Podcast lists for both types of Portuguese can get quite extensive, but you can always get started with these suggestions:
- History buffs can listen to TSF’s Portugal Passado series, which focuses on local historical points.
- Brazil’s Caixa de Histórias is a great choice for the curious bookworms among us—each episode covers a book excerpt, prompting discussions of the overall themes of the story at large.
- For contemporary discussion topics, like society, politics and culture, Café Brasil is an interesting option.
- Looking for a podcast lesson? If you’re studying European Portuguese, try the Say It in Portuguese or the Practice Portuguese series; those learning the Brazilian style should take a look at PortgueseLingQ for a similar experience. Podcast lessons are ideal for those at a beginner-intermediate level, as these are going to be spoken at a slower pace.

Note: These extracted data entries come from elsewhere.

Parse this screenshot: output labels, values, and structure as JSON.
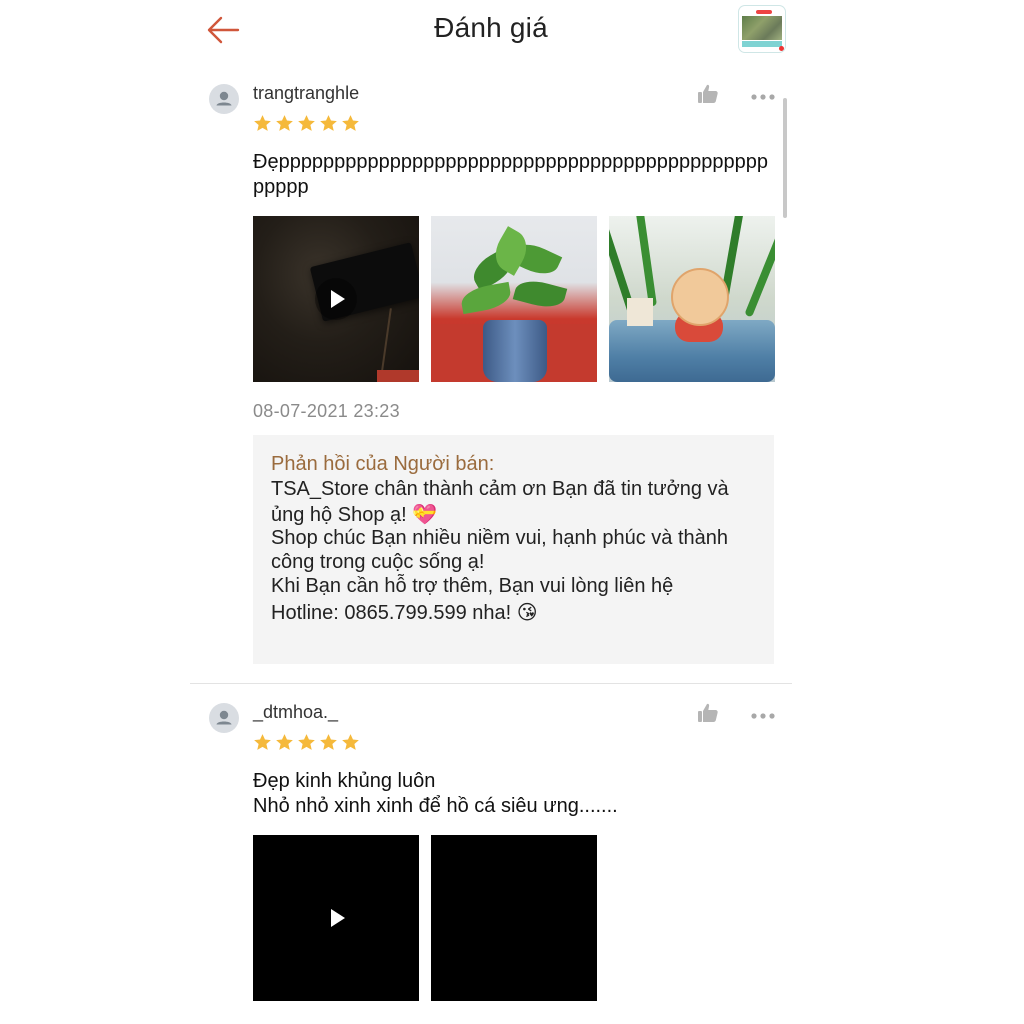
{
  "header": {
    "title": "Đánh giá",
    "back_icon": "arrow-left-icon",
    "accent_color": "#d0563a"
  },
  "reviews": [
    {
      "username": "trangtranghle",
      "rating": 5,
      "text": "Đẹppppppppppppppppppppppppppppppppppppppppppppppppp",
      "media": [
        {
          "kind": "video",
          "icon": "play-icon"
        },
        {
          "kind": "image"
        },
        {
          "kind": "image"
        }
      ],
      "timestamp": "08-07-2021 23:23",
      "seller_reply": {
        "label": "Phản hồi của Người bán:",
        "lines": [
          "TSA_Store chân thành cảm ơn Bạn đã tin tưởng và",
          "ủng hộ Shop ạ! 💝",
          "Shop chúc Bạn nhiều niềm vui, hạnh phúc và thành",
          "công trong cuộc sống ạ!",
          "Khi Bạn cần hỗ trợ thêm, Bạn vui lòng liên hệ",
          "Hotline: 0865.799.599 nha! 😘"
        ]
      }
    },
    {
      "username": "_dtmhoa._",
      "rating": 5,
      "text_lines": [
        "Đẹp kinh khủng luôn",
        "Nhỏ nhỏ xinh xinh để hồ cá siêu ưng......."
      ],
      "media": [
        {
          "kind": "video",
          "icon": "play-icon"
        },
        {
          "kind": "image"
        }
      ]
    }
  ],
  "colors": {
    "star": "#f5b93b",
    "seller_label": "#9a6b3d",
    "timestamp": "#8a8a8a"
  }
}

6. Add a few Portuguese language songs to your playlist
More on the musical side? We totally get that. In fact, listening to popular songs online will definitely help you to get you immersed in the Portuguese language. Music differs from podcasts in that it doesn’t require as much active commitment. Even if you’re listening passively, the words will eventually stick out—before you know it, you’ll be singing along and committing more vocab words to memory.
So, get planning: Find some music that you really like, and create a playlist. If you want to follow up on the lyrics, hit up Letras for Brazilian songs, or Letras e Músicas Portuguesas Online for European Portuguese hits. If it helps, both these sites actually have music you can listen to as well.
Song preference can be a bit of a personal thing—but if you need help getting started, look through this handy list of Portuguese-language singers. Otherwise, you could always explore Billboard Brasil’s Hot 100 or Portugal iTunes Top 100.
Now that you know what to do, it’s time to get creative!
Mix and match each of these online resources to start immersing yourself in Portuguese.
The more you do it, the better you’ll get at it—before you know it, you’ll be spending several hours listening, reading and speaking the Portuguese variety you’ve been studying with so much diligence.
Best of luck, and we hope this helps you reach the levels of fluency that you’re shooting for.